Al chaval que vende farlopa en la avenida de los Menceyes de Candelaria (Tenerife), hace meses que lo conozco. Forma parte de un grupo de menas acogidos por el gobierno de Canarias y alojados en una población cercana desde el pasado noviembre. Durante este tiempo, ha ocupado sus ratos libres —o sea, todos—, en aprender el idioma y jugar al fútbol cada tarde en las instalaciones municipales. Se da buena maña con el balón, igual que la mayoría de sus compañeros de aventura. Organizan unos partidos juveniles entre África y “el resto del mundo” que son dignos de verse. Mas he aquí que los días de custodia vigilada del muchacho africano terminaron, por motivos que ignoro al igual que desconozco su país de procedencia, no digamos su nombre y demás circunstancias personales. Lo único que sé: ha dejado de estar bajo el cuidado de la administración española y ha tardado en convertirse en un esclavo, en manos de las mafias que mueven la droga en Canarias, lo mismo que tarda una cría de gorrión en caerse del nido y ser presa de los gatos.
Esta mañana, 2 de mayo festivo, lo he vuelto a ver cuando acudía de compras al supermercado. Bajo la apariencia de vendedor callejero de quincalla artesanal exótica —ya saben: pulseras, colgantes, pendientes…—, se dedicaba a lo que muchos muchísimos en sus mismas circunstancias. Con una discreta mochila colgada a la espalda, donde guarda las cantidades justas para no tener demasiados problemas si es detenido, allí que estaba, entre la multitud de un día festivo en lugar de costa concurrido, esperando a la clientela habitual.
No es el único, ya decía. Ni por lo remoto es el único. Desde que empezamos con la feria pandémica, los cauces tradicionales de distribución de sustancias ilegales como bares, discotecas, hoteles, restaurantes, clubs de alterne y chiringuitos varios se secaron. El confinamiento fue un golpe mortal para este negocio. Las medidas de restricción de movilidad poblacional y la bajada espectacular de la afluencia turística no ayudaron precisamente a la recuperación del “sector”. Los traficantes afincados en Canarias —comunidad autónoma que más consume y donde más se menudea—, se vieron en una situación comprometida: atender a las necesidades de distribución de los productores en origen —entiéndase, las mafias colombianas, mexicanas, bolivianas y venezolanas—, sin un mercado capaz de asumir la enorme oferta estancada. La solución de urgencia: poner a los africanos ilegales, por lo general dedicados a la mantería, a vender droga por las esquinas.

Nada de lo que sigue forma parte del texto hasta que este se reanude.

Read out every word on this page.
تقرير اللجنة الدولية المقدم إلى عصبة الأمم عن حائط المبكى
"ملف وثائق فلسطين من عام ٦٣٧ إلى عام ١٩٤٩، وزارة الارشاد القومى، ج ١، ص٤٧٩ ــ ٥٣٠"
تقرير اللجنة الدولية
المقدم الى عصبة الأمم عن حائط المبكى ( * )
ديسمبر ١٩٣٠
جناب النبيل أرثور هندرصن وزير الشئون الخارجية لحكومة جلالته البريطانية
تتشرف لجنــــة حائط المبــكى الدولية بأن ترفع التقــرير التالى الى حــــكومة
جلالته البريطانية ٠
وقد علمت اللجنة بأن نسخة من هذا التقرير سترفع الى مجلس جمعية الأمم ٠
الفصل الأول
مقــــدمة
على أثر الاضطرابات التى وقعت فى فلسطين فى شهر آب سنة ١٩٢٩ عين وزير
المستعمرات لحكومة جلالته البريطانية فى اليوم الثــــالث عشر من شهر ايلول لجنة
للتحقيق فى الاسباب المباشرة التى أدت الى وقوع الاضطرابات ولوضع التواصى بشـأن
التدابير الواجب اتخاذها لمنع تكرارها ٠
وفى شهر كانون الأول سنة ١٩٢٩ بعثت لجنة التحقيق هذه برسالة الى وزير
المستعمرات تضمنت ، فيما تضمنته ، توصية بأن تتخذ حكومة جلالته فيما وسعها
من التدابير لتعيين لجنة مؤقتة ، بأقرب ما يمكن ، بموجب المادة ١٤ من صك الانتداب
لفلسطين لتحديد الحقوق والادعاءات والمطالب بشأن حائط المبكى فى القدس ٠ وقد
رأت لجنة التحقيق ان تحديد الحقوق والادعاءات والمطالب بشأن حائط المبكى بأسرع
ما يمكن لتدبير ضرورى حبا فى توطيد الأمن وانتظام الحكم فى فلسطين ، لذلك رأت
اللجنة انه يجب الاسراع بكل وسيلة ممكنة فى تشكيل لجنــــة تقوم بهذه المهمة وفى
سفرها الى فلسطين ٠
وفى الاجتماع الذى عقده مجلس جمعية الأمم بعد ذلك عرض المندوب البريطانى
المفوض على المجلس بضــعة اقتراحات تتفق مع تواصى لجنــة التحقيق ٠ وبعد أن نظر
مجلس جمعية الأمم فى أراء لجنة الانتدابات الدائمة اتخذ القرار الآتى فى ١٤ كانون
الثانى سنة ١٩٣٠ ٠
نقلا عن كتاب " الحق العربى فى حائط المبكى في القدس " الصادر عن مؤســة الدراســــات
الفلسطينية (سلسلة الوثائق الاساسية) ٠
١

Durante los pasados meses resultaba surrealista y apocalíptico contemplar —con propios ojos—, cómo emporios turísticos de la magnitud de Los Cristianos, la Playa de las Américas, el Puerto de la Cruz y otros enclaves decaían hasta un paisaje desolado de calles vacías, establecimientos cerrados, persianas metálicas echadas y playas con tres o cuatro bañistas en épocas que, en otras épocas de normalidad, eran babélico tumulto. Eso sí, no falta ahora, en cada esquina de esas calles vacías, un/a africano/a ofreciendo cocaína a los escasos viandantes. El tráfico hormiga se ha convertido en una curiosidad turística más, entre las muchas de esta región.
Esa es la normalidad en Canarias al día de hoy. Sobre la anomalía democrática que se ejecuta a diario en estas tierras isleñas prometo hablar en otro artículo. La realidad cotidiana, sin embargo, revela la miseria y el abuso que se ceban con las víctimas del tráfico de personas: de la patera al centro de internamiento, de allí a la puñetera calle, y ya en la calle… a hacer la calle. Las oenegés solidarias morrocotudas, los open arms dedicados al transporte de ilegales, los chicos de amnistía internacional obsesionados por los derechos de los acogidos, despreocupados por el destino de cada uno cuando finalmente son “libres”, pueden descansar con el alma tranquila. Han hecho su trabajo y han cumplido con su exquisita conciencia mundialista. Y las mafias del narcotráfico ya tienen un esclavo más al que exprimir hasta que el presidio, la pobreza o la misma droga acaben con él.
Sí, conozco al chaval que esta mañana vendía farlopa en la avenida de los Menceyes. Es risueño y emana una energía como virginal, auténtica, igual que la mayoría de los suyos. Y juega al fútbol de maravilla. Pero nadie va a rescatarlo de la mugre moral en la que gentes de ética superior lo han metido, ni que tenga maña con el balón ni que sea muy simpático. Los ilegales son la mano de obra inmediata, necesaria, para los oligarcas mundialistas que construyen un futuro obligatorio de desarraigo, barbarie y muerte. A ese mismo futuro estamos todos convocados, vengamos de donde vengamos y seamos quienes seamos. Para esa gente, todos somos “migrantes” y esclavos en potencia.
O alguien lo arregla, o es lo que hay.